COSMOLOGY WITH THE NEW GENERATION OF GALAXY SURVEYS

My research proposal focuses on three main projects, which in my opinion represent the most exciting fields of contemporary cosmology. The first project discusses the measurement of non-Gaussianity in the distribution of density fluctuations in the Universe. Density fluctuations in the early Universe have been shown to follow a Gaussian form meaning that the distributions of densities around the mean density can be described by only one number, the standard deviation. The current standard model of cosmology includes an inflationary period in the very early Universe, which seeded the large-scale density distributions we observe today. The Gaussian nature of the early density fluctuations is a direct consequence of the inflationary physics. While the simplest model of inflation (single field slow roll inflation) is expected to produce almost perfect Gaussian density fluctuations, other inflationary models can produce significant levels of non-Gaussianity. Such non-Gaussianity would show up as excess large-scale clustering in the galaxy distribution, and hence we can use the distribution of galaxies to test physics that happened within the first second of our Universe's existence.
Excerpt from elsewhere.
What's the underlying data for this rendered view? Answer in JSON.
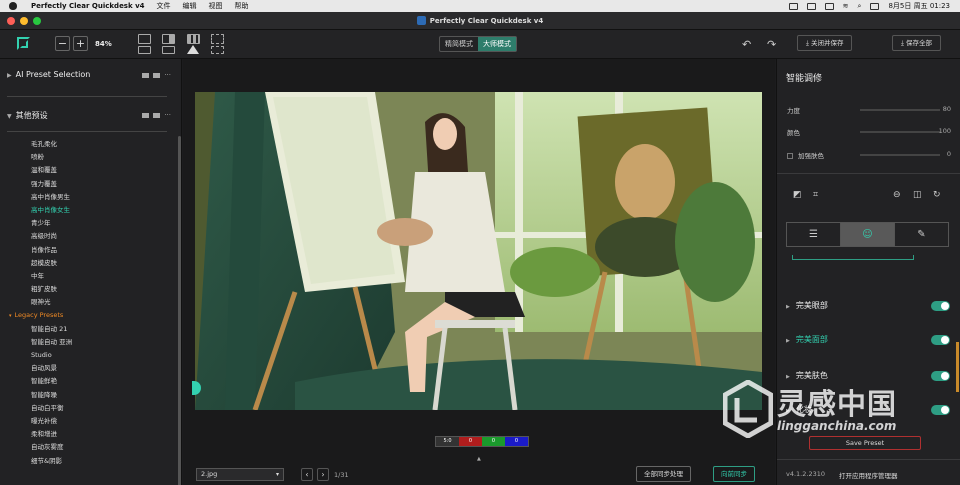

The second project I discuss in my proposal concerns the sum of the neutrino masses. Study of neutrino oscillations has shown that neutrinos cannot be massless, as proposed in the standard model of particle physics. Therefore neutrinos carry a certain fraction of the matter content of the Universe, which impacts the matter clustering of the Universe. Most cosmic neutrinos are produced during the Big Bang and therefore have a close to relativistic velocity, which allows them to escape the gravitational potential of low mass dark matter haloes. This reduces the clustering of matter on small scales and provides a signal for the measurement of the sum of the neutrino masses using galaxy survey datasets. The cosmological constraints on the sum of the neutrino masses are now more than one order of magnitude lower compared to laboratory experiments and it is expected that the next generation of galaxy surveys will provide a detection of this parameter.
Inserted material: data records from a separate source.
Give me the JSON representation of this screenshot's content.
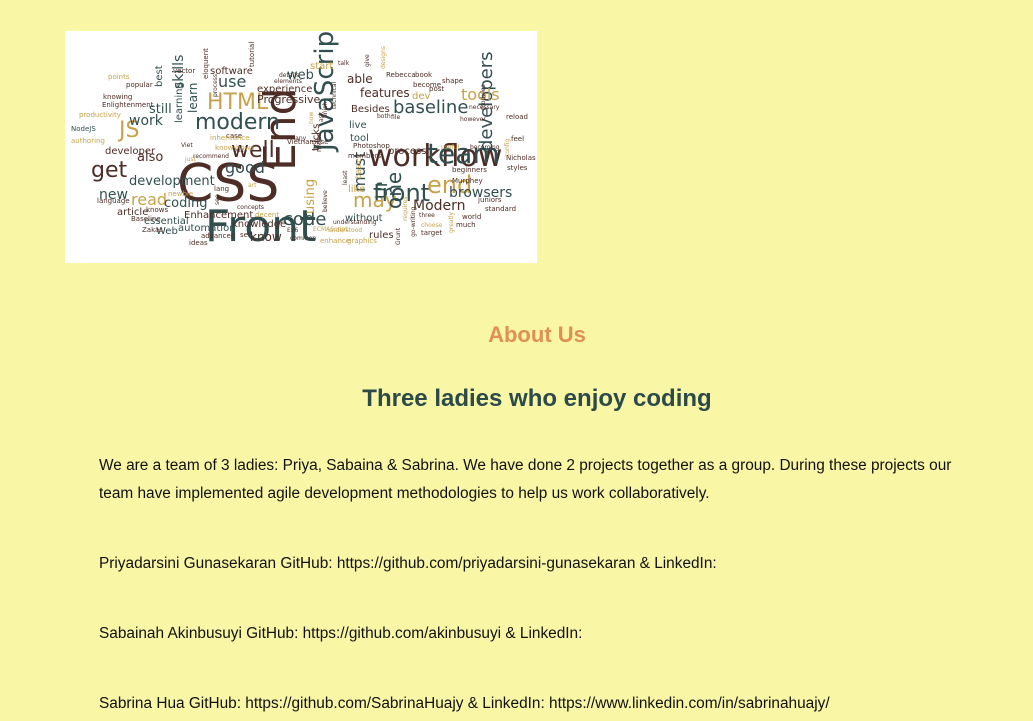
{
  "wordcloud": {
    "words": [
      {
        "text": "CSS",
        "color": "#4d2d26"
      },
      {
        "text": "Front",
        "color": "#324f4f"
      },
      {
        "text": "End",
        "color": "#4d2d26"
      },
      {
        "text": "workflow",
        "color": "#4d2d26"
      },
      {
        "text": "JavaScript",
        "color": "#324f4f"
      },
      {
        "text": "team",
        "color": "#324f4f"
      },
      {
        "text": "front",
        "color": "#324f4f"
      },
      {
        "text": "end",
        "color": "#c7a24a"
      },
      {
        "text": "developers",
        "color": "#324f4f"
      },
      {
        "text": "baseline",
        "color": "#324f4f"
      },
      {
        "text": "modern",
        "color": "#324f4f"
      },
      {
        "text": "HTML",
        "color": "#c7a24a"
      },
      {
        "text": "JS",
        "color": "#c7a24a"
      },
      {
        "text": "get",
        "color": "#4d2d26"
      },
      {
        "text": "well",
        "color": "#4d2d26"
      },
      {
        "text": "good",
        "color": "#324f4f"
      },
      {
        "text": "code",
        "color": "#324f4f"
      },
      {
        "text": "may",
        "color": "#c7a24a"
      },
      {
        "text": "one",
        "color": "#324f4f"
      },
      {
        "text": "browsers",
        "color": "#324f4f"
      },
      {
        "text": "Modern",
        "color": "#4d2d26"
      },
      {
        "text": "tools",
        "color": "#c7a24a"
      },
      {
        "text": "features",
        "color": "#4d2d26"
      },
      {
        "text": "skills",
        "color": "#324f4f"
      },
      {
        "text": "use",
        "color": "#324f4f"
      },
      {
        "text": "work",
        "color": "#324f4f"
      },
      {
        "text": "new",
        "color": "#324f4f"
      },
      {
        "text": "read",
        "color": "#c7a24a"
      },
      {
        "text": "also",
        "color": "#4d2d26"
      },
      {
        "text": "development",
        "color": "#324f4f"
      },
      {
        "text": "coding",
        "color": "#324f4f"
      },
      {
        "text": "must",
        "color": "#324f4f"
      },
      {
        "text": "UI",
        "color": "#324f4f"
      },
      {
        "text": "using",
        "color": "#c7a24a"
      },
      {
        "text": "web",
        "color": "#324f4f"
      },
      {
        "text": "learn",
        "color": "#324f4f"
      },
      {
        "text": "still",
        "color": "#324f4f"
      },
      {
        "text": "Progressive",
        "color": "#4d2d26"
      },
      {
        "text": "experience",
        "color": "#4d2d26"
      },
      {
        "text": "software",
        "color": "#4d2d26"
      },
      {
        "text": "process",
        "color": "#4d2d26"
      },
      {
        "text": "knowledge",
        "color": "#4d2d26"
      },
      {
        "text": "automation",
        "color": "#324f4f"
      },
      {
        "text": "Enhancement",
        "color": "#4d2d26"
      },
      {
        "text": "essential",
        "color": "#324f4f"
      },
      {
        "text": "article",
        "color": "#4d2d26"
      },
      {
        "text": "developer",
        "color": "#4d2d26"
      },
      {
        "text": "Besides",
        "color": "#4d2d26"
      },
      {
        "text": "know",
        "color": "#4d2d26"
      },
      {
        "text": "rules",
        "color": "#4d2d26"
      },
      {
        "text": "without",
        "color": "#324f4f"
      },
      {
        "text": "able",
        "color": "#4d2d26"
      },
      {
        "text": "start",
        "color": "#c7a24a"
      },
      {
        "text": "dev",
        "color": "#c7a24a"
      },
      {
        "text": "tricks",
        "color": "#4d2d26"
      },
      {
        "text": "like",
        "color": "#c7a24a"
      },
      {
        "text": "live",
        "color": "#324f4f"
      },
      {
        "text": "tool",
        "color": "#324f4f"
      },
      {
        "text": "Web",
        "color": "#324f4f"
      },
      {
        "text": "best",
        "color": "#324f4f"
      },
      {
        "text": "learning",
        "color": "#324f4f"
      },
      {
        "text": "Nicholas",
        "color": "#4d2d26"
      },
      {
        "text": "styles",
        "color": "#4d2d26"
      },
      {
        "text": "juniors",
        "color": "#4d2d26"
      },
      {
        "text": "Murphey",
        "color": "#4d2d26"
      },
      {
        "text": "beginners",
        "color": "#4d2d26"
      },
      {
        "text": "world",
        "color": "#4d2d26"
      },
      {
        "text": "much",
        "color": "#4d2d26"
      },
      {
        "text": "target",
        "color": "#4d2d26"
      },
      {
        "text": "Rebecca",
        "color": "#4d2d26"
      },
      {
        "text": "become",
        "color": "#4d2d26"
      },
      {
        "text": "post",
        "color": "#4d2d26"
      },
      {
        "text": "book",
        "color": "#4d2d26"
      },
      {
        "text": "shape",
        "color": "#4d2d26"
      },
      {
        "text": "Photoshop",
        "color": "#4d2d26"
      },
      {
        "text": "basic",
        "color": "#c7a24a"
      },
      {
        "text": "Grunt",
        "color": "#4d2d26"
      },
      {
        "text": "understood",
        "color": "#c7a24a"
      },
      {
        "text": "understanding",
        "color": "#4d2d26"
      },
      {
        "text": "graphics",
        "color": "#c7a24a"
      },
      {
        "text": "enhance",
        "color": "#c7a24a"
      },
      {
        "text": "common",
        "color": "#4d2d26"
      },
      {
        "text": "ES6",
        "color": "#4d2d26"
      },
      {
        "text": "ECMAScript",
        "color": "#c7a24a"
      },
      {
        "text": "decent",
        "color": "#c7a24a"
      },
      {
        "text": "set",
        "color": "#4d2d26"
      },
      {
        "text": "advanced",
        "color": "#4d2d26"
      },
      {
        "text": "ideas",
        "color": "#4d2d26"
      },
      {
        "text": "Zakas",
        "color": "#4d2d26"
      },
      {
        "text": "knows",
        "color": "#4d2d26"
      },
      {
        "text": "Baseline",
        "color": "#4d2d26"
      },
      {
        "text": "language",
        "color": "#4d2d26"
      },
      {
        "text": "newbie",
        "color": "#c7a24a"
      },
      {
        "text": "authoring",
        "color": "#c7a24a"
      },
      {
        "text": "NodeJS",
        "color": "#324f4f"
      },
      {
        "text": "productivity",
        "color": "#c7a24a"
      },
      {
        "text": "Enlightenment",
        "color": "#4d2d26"
      },
      {
        "text": "knowing",
        "color": "#4d2d26"
      },
      {
        "text": "popular",
        "color": "#4d2d26"
      },
      {
        "text": "vector",
        "color": "#4d2d26"
      },
      {
        "text": "points",
        "color": "#c7a24a"
      },
      {
        "text": "process",
        "color": "#4d2d26"
      },
      {
        "text": "eloquent",
        "color": "#4d2d26"
      },
      {
        "text": "tutorial",
        "color": "#4d2d26"
      },
      {
        "text": "details",
        "color": "#4d2d26"
      },
      {
        "text": "elements",
        "color": "#4d2d26"
      },
      {
        "text": "talk",
        "color": "#4d2d26"
      },
      {
        "text": "give",
        "color": "#4d2d26"
      },
      {
        "text": "designs",
        "color": "#c7a24a"
      },
      {
        "text": "modules",
        "color": "#4d2d26"
      },
      {
        "text": "however",
        "color": "#4d2d26"
      },
      {
        "text": "necessary",
        "color": "#4d2d26"
      },
      {
        "text": "reload",
        "color": "#4d2d26"
      },
      {
        "text": "feel",
        "color": "#4d2d26"
      },
      {
        "text": "config",
        "color": "#c7a24a"
      },
      {
        "text": "useful",
        "color": "#c7a24a"
      },
      {
        "text": "becoming",
        "color": "#4d2d26"
      },
      {
        "text": "standard",
        "color": "#4d2d26"
      },
      {
        "text": "three",
        "color": "#4d2d26"
      },
      {
        "text": "choose",
        "color": "#c7a24a"
      },
      {
        "text": "greatly",
        "color": "#c7a24a"
      },
      {
        "text": "go-writing",
        "color": "#4d2d26"
      },
      {
        "text": "requires",
        "color": "#c7a24a"
      },
      {
        "text": "lang",
        "color": "#4d2d26"
      },
      {
        "text": "art",
        "color": "#c7a24a"
      },
      {
        "text": "box",
        "color": "#4d2d26"
      },
      {
        "text": "Vietnamese",
        "color": "#4d2d26"
      },
      {
        "text": "Many",
        "color": "#4d2d26"
      },
      {
        "text": "make",
        "color": "#4d2d26"
      },
      {
        "text": "least",
        "color": "#4d2d26"
      },
      {
        "text": "believe",
        "color": "#4d2d26"
      },
      {
        "text": "members",
        "color": "#4d2d26"
      },
      {
        "text": "both",
        "color": "#4d2d26"
      },
      {
        "text": "file",
        "color": "#4d2d26"
      },
      {
        "text": "case",
        "color": "#4d2d26"
      },
      {
        "text": "know-hows",
        "color": "#c7a24a"
      },
      {
        "text": "recommend",
        "color": "#4d2d26"
      },
      {
        "text": "Viet",
        "color": "#4d2d26"
      },
      {
        "text": "just",
        "color": "#c7a24a"
      },
      {
        "text": "see",
        "color": "#4d2d26"
      },
      {
        "text": "now",
        "color": "#c7a24a"
      },
      {
        "text": "ask",
        "color": "#4d2d26"
      },
      {
        "text": "finish",
        "color": "#4d2d26"
      },
      {
        "text": "technical",
        "color": "#4d2d26"
      },
      {
        "text": "inheritance",
        "color": "#c7a24a"
      },
      {
        "text": "concepts",
        "color": "#4d2d26"
      },
      {
        "text": "pick",
        "color": "#4d2d26"
      },
      {
        "text": "from",
        "color": "#c7a24a"
      }
    ]
  },
  "about": {
    "heading": "About Us",
    "subheading": "Three ladies who enjoy coding",
    "intro": "We are a team of 3 ladies: Priya, Sabaina & Sabrina. We have done 2 projects together as a group. During these projects our team have implemented agile development methodologies to help us work collaboratively."
  },
  "members": [
    {
      "name_prefix": "Priyadarsini Gunasekaran GitHub: ",
      "github": "https://github.com/priyadarsini-gunasekaran",
      "linkedin_prefix": " & LinkedIn:",
      "linkedin": ""
    },
    {
      "name_prefix": "Sabainah Akinbusuyi GitHub: ",
      "github": "https://github.com/akinbusuyi",
      "linkedin_prefix": " & LinkedIn:",
      "linkedin": ""
    },
    {
      "name_prefix": "Sabrina Hua GitHub: ",
      "github": "https://github.com/SabrinaHuajy",
      "linkedin_prefix": " & LinkedIn: ",
      "linkedin": "https://www.linkedin.com/in/sabrinahuajy/"
    }
  ]
}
Finally, the third project discussed in my proposal addresses the relative velocity effect. The relative velocity effect describes a relative velocity between baryonic matter and cold dark matter due to physics that happened in the first 300 000 years of the Universe's existence. The relative velocity of these components changes the clustering on very large scales and potentially modifies the Baryon Acoustic Oscillation (BAO) scale. The BAO scale is a special scale in the distribution of galaxies. In our Universe, there are more galaxy pairs separated by 150 Mpc compared to the number of galaxy pairs at 140 Mpc or 160 Mpc. This special scale can be used to map out the expansion history of the Universe using galaxy redshift surveys. The measurement of the BAO scale has emerged as one of the most powerful tools of current cosmology and represents the main science driver for the next generation of galaxy surveys. Given the potential impact of the relative velocity on the BAO scale, studying and measuring the relative velocity effect is essential to ensure the correct interpretation of the BAO scale. Furthermore, a first detection of the relative velocity effect has the potential to alter our understanding of galaxy formation.